TOKYO/SINGAPORE/TAIPEI (Reuters) – Taiwan’s TSMC, which is making an unprecedented push into chip manufacturing overseas, is taking an increasingly optimistic view of Japan as a production base, two industry sources said, as problems persist at its new factory in Arizona.
TSMC, the world’s largest contract chipmaker, is frustrated in Arizona, the sources said, where it has struggled to recruit workers for the gruelling chipmaking trade and faced pushback from unions on efforts to bring in workers from Taiwan.
The company has growing confidence in Japan, where an $8.6 billion fab under construction in a chipmaking hub on the island of Kyushu is on track to start producing mature-technology chips in 2024, the sources said.
While keen to ensure a smooth ramp up at the first fab, the chipmaker is considering adding capacity and a second fab in Japan, the sources said, which could include the production of more advanced chips.
Several chip industry sources spoke to Reuters about TSMC’s view of Japan and its global expansion on condition of anonymity because of the sensitivity of the matter.
Successful expansion by TSMC in Japan could give a boost to efforts by the country to regain its lost status as a chip manufacturing powerhouse and support its automotive and electronics industries amid growing regional competition.
TSMC said in a statement its overseas expansion depends on factors including the needs of customers, the level of government support and cost considerations.
In Arizona, TSMC plans to produce advanced chips but a shortage of skilled workers has forced the company to push back production at its first fab by a year to 2025.
“Any project… will have some learning curve. In the past five months the improvement has been tremendous,” TSMC Chairman Mark Liu said of the Arizona project last week.
Fabs in the U.S., Japan and Germany, where it is also expanding, are “inherently incomparable” due to differences in location, setup and scope, TSMC said.
The U.S., Japan and Germany have offered TSMC billions of dollars in subsidies for it to localise production in efforts to diversify the supply of chips, which are essential to the defence, automotive and electronics industries.
The $40 billion investment in Arizona allows TSMC to add capacity outside Taiwan, where it faces constraints on land, power, water and labour.
But the company views Japan as a more natural fit in terms of work culture, and its government is easy to deal with and generous with subsidies, the sources said.
“The relationship between TSMC and the Japanese government is mutually beneficial,” said Lucy Chen, an analyst at Isaiah Research.
Japan’s advantages for the chipmaker include its network of chip equipment and materials suppliers, similarities in work culture and proximity to Taiwan, she added.

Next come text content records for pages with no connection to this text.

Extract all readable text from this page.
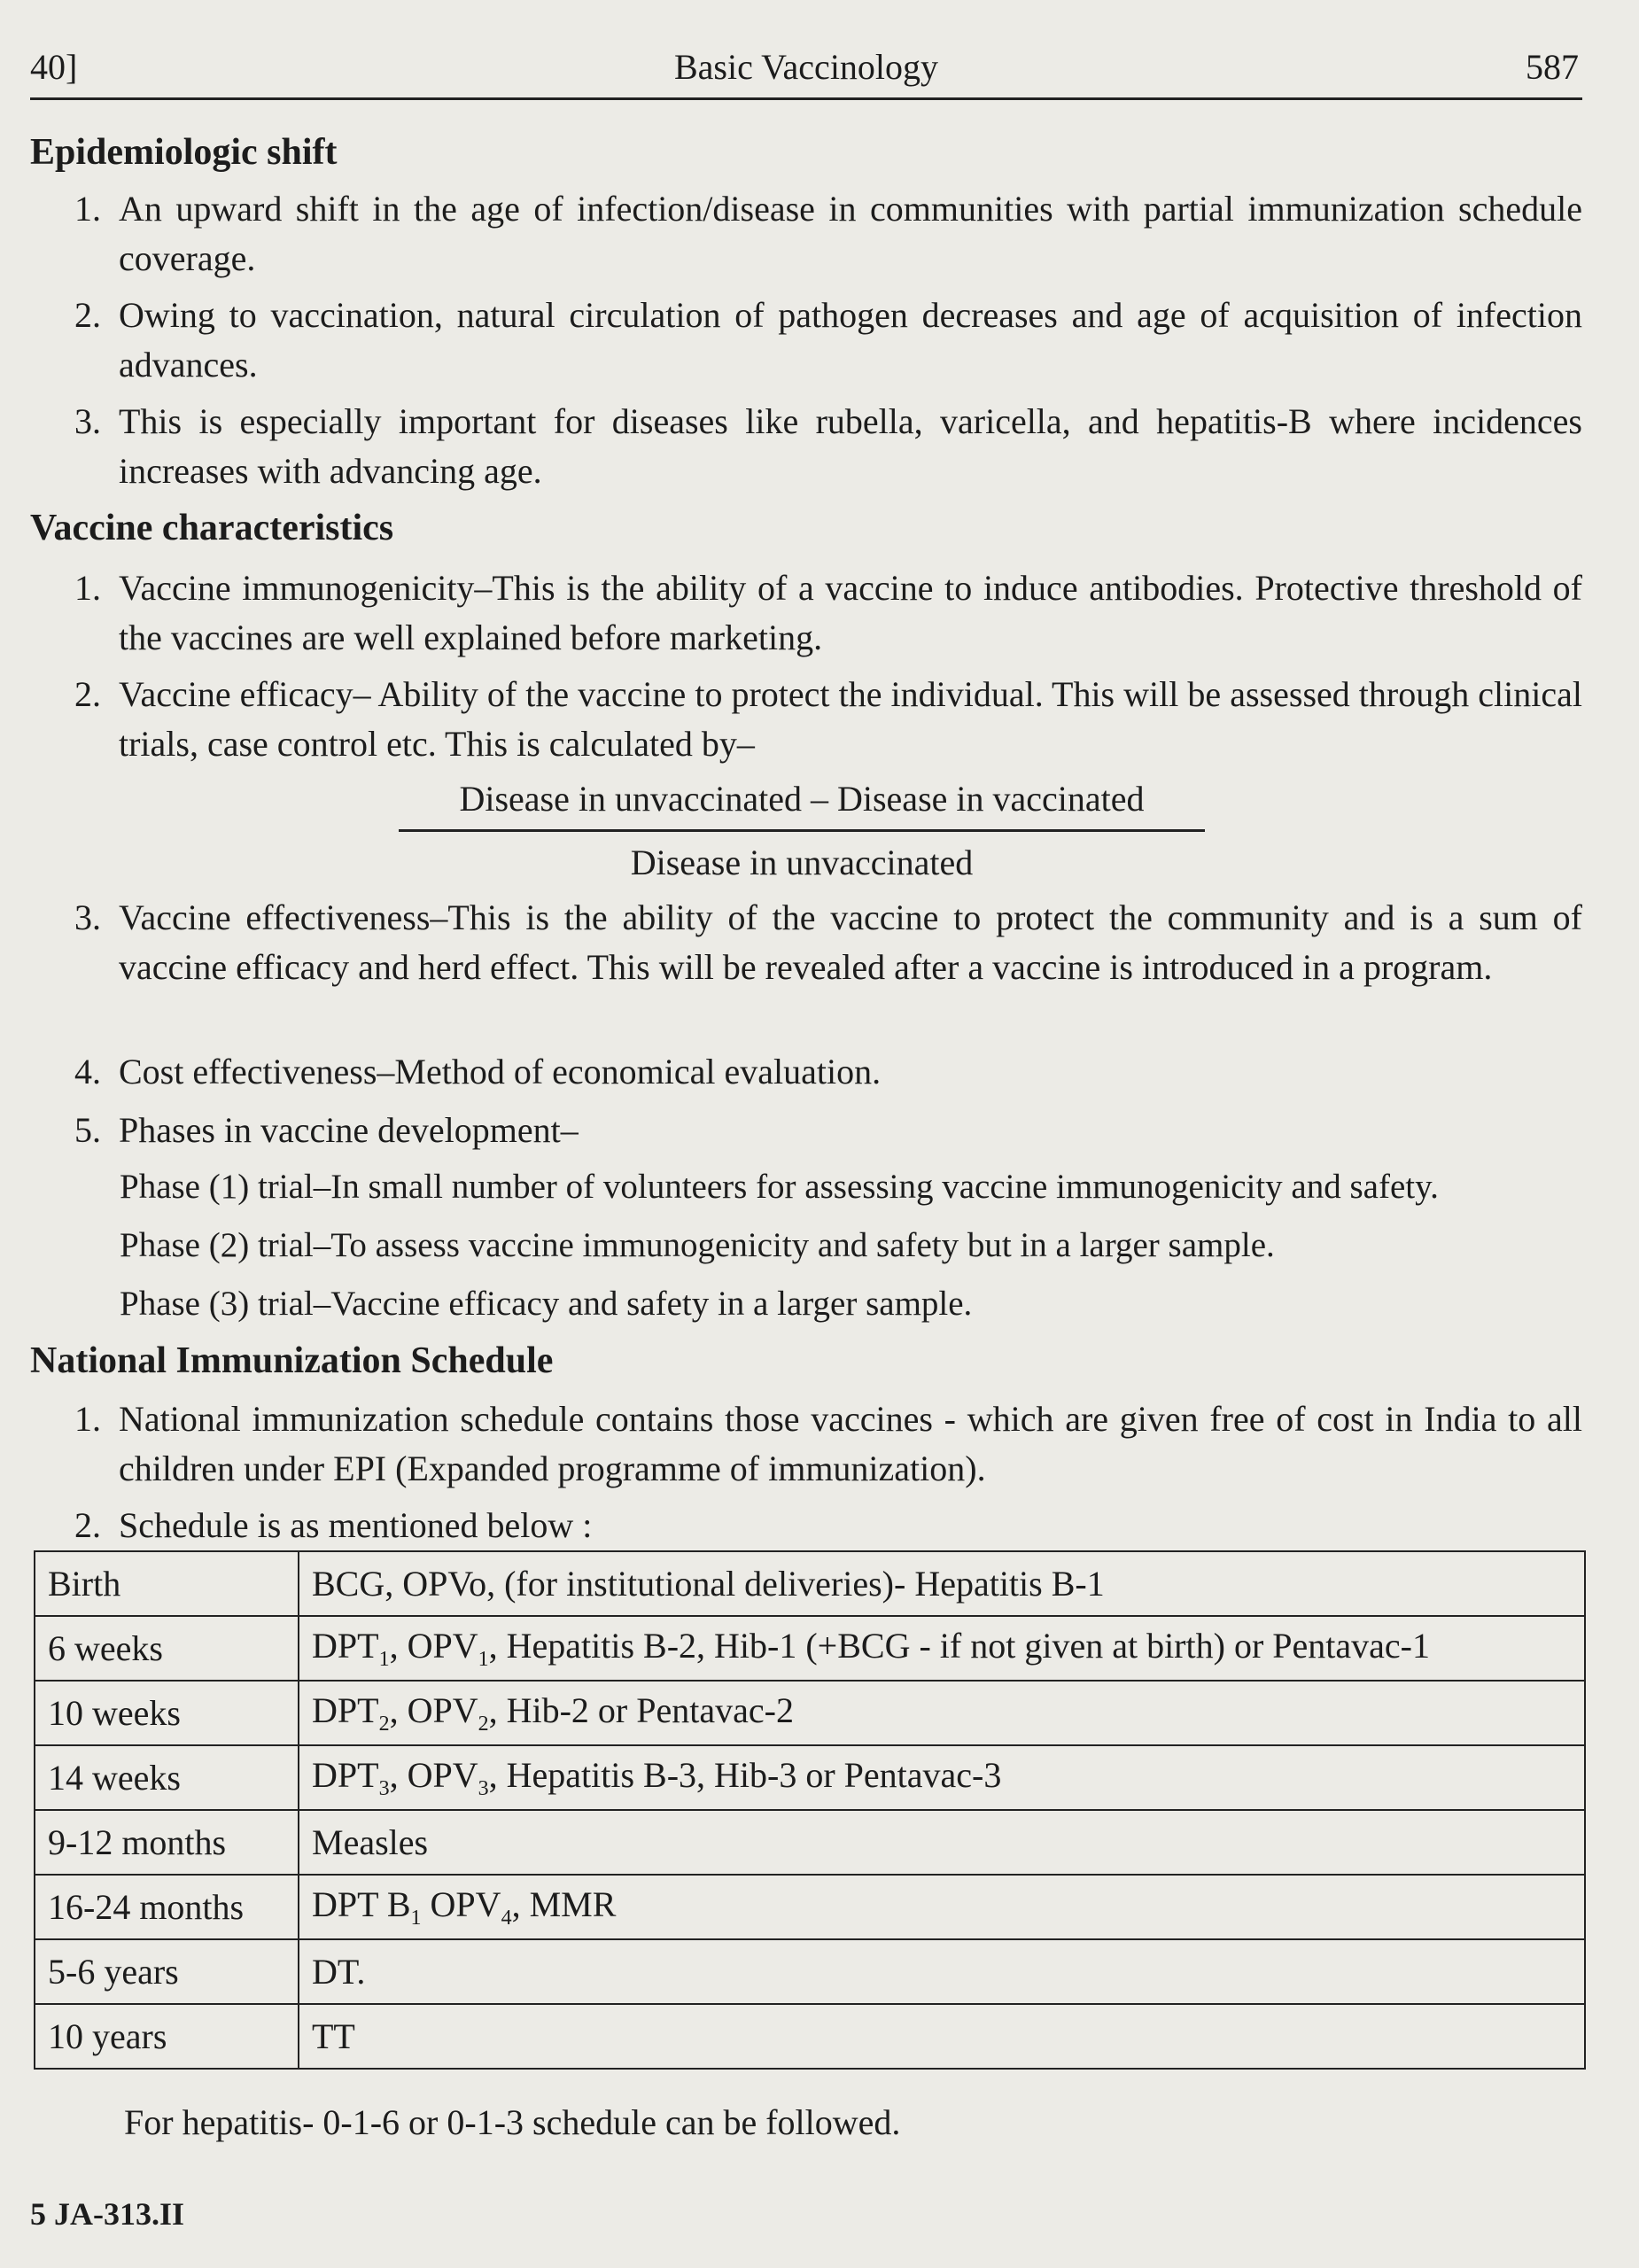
40]	Basic Vaccinology	587
Epidemiologic shift
1. An upward shift in the age of infection/disease in communities with partial immunization schedule coverage.
2. Owing to vaccination, natural circulation of pathogen decreases and age of acquisition of infection advances.
3. This is especially important for diseases like rubella, varicella, and hepatitis-B where incidences increases with advancing age.
Vaccine characteristics
1. Vaccine immunogenicity–This is the ability of a vaccine to induce antibodies. Protective threshold of the vaccines are well explained before marketing.
2. Vaccine efficacy– Ability of the vaccine to protect the individual. This will be assessed through clinical trials, case control etc. This is calculated by–
Disease in unvaccinated – Disease in vaccinated
Disease in unvaccinated
3. Vaccine effectiveness–This is the ability of the vaccine to protect the community and is a sum of vaccine efficacy and herd effect. This will be revealed after a vaccine is introduced in a program.
4. Cost effectiveness–Method of economical evaluation.
5. Phases in vaccine development–
Phase (1) trial–In small number of volunteers for assessing vaccine immunogenicity and safety.
Phase (2) trial–To assess vaccine immunogenicity and safety but in a larger sample.
Phase (3) trial–Vaccine efficacy and safety in a larger sample.
National Immunization Schedule
1. National immunization schedule contains those vaccines - which are given free of cost in India to all children under EPI (Expanded programme of immunization).
2. Schedule is as mentioned below :
Birth	BCG, OPVo, (for institutional deliveries)- Hepatitis B-1
6 weeks	$DPT_1$, $OPV_1$, Hepatitis B-2, Hib-1 (+BCG - if not given at birth) or Pentavac-1
10 weeks	$DPT_2$, $OPV_2$, Hib-2 or Pentavac-2
14 weeks	$DPT_3$, $OPV_3$, Hepatitis B-3, Hib-3 or Pentavac-3
9-12 months	Measles
16-24 months	DPT $B_1$ $OPV_4$, MMR
5-6 years	DT.
10 years	TT
For hepatitis- 0-1-6 or 0-1-3 schedule can be followed.
5 JA-313.II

TSMC sees workers in Japan, which is known for long hours and strong commitment to employers, as more willing to work a punishing schedule with overtime as chipmaking machines run around the clock in sterile clean rooms, the sources said.
“A lot of machines cannot be shut down because it costs TSMC to recalibrate on rebooting,” said a chip industry executive.
It is only a two-hour flight to Kyushu, where TSMC is partnering with companies including Sony, a leading maker of image sensors.
Taiwanese workers arriving to help set up the fab are welcome, and the chipmaker will pay higher wages to secure local employees as it competes with rivals such as foundry venture Rapidus, the sources said.
“It seems to us that TSMC is really positive about investment in Japan,” said a senior official at the powerful Ministry of Economy, Trade and Industry (METI), which has offered subsidies worth up to 476 billion yen ($3.23 billion) for the first fab.
“We will really welcome the second fab project in general but we have to see the detail first,” the official said.
While many equipment and materials makers already have global operations, to meet its exacting standards TSMC has also brought suppliers to Japan from Taiwan, the sources said.
RISING CAPITAL SPENDING
TSMC’s enthusiasm for Japan is being tempered by concerns about higher costs across the business and worries about the macro environment, the sources said.
Capital expenditure ballooned to $36 billion last year from $10 billion in 2018, with the company forecasting a slightly smaller outflow this year.
TSMC thought costs to build a fab would be 20% higher in the U.S. than in Taiwan but they are actually about 50% higher, an investor briefed by company management said.
The chipmaker plans to build an $11 billion fab in Germany with local firms but is also concerned the work culture there, with long vacations and strong unions, will hit output, the sources said.
Investors worry about the effect of higher costs but “the impact on TSMC today has not been that big because its leading technology gives it pricing power,” said Brady Wang, an analyst at research firm Counterpoint.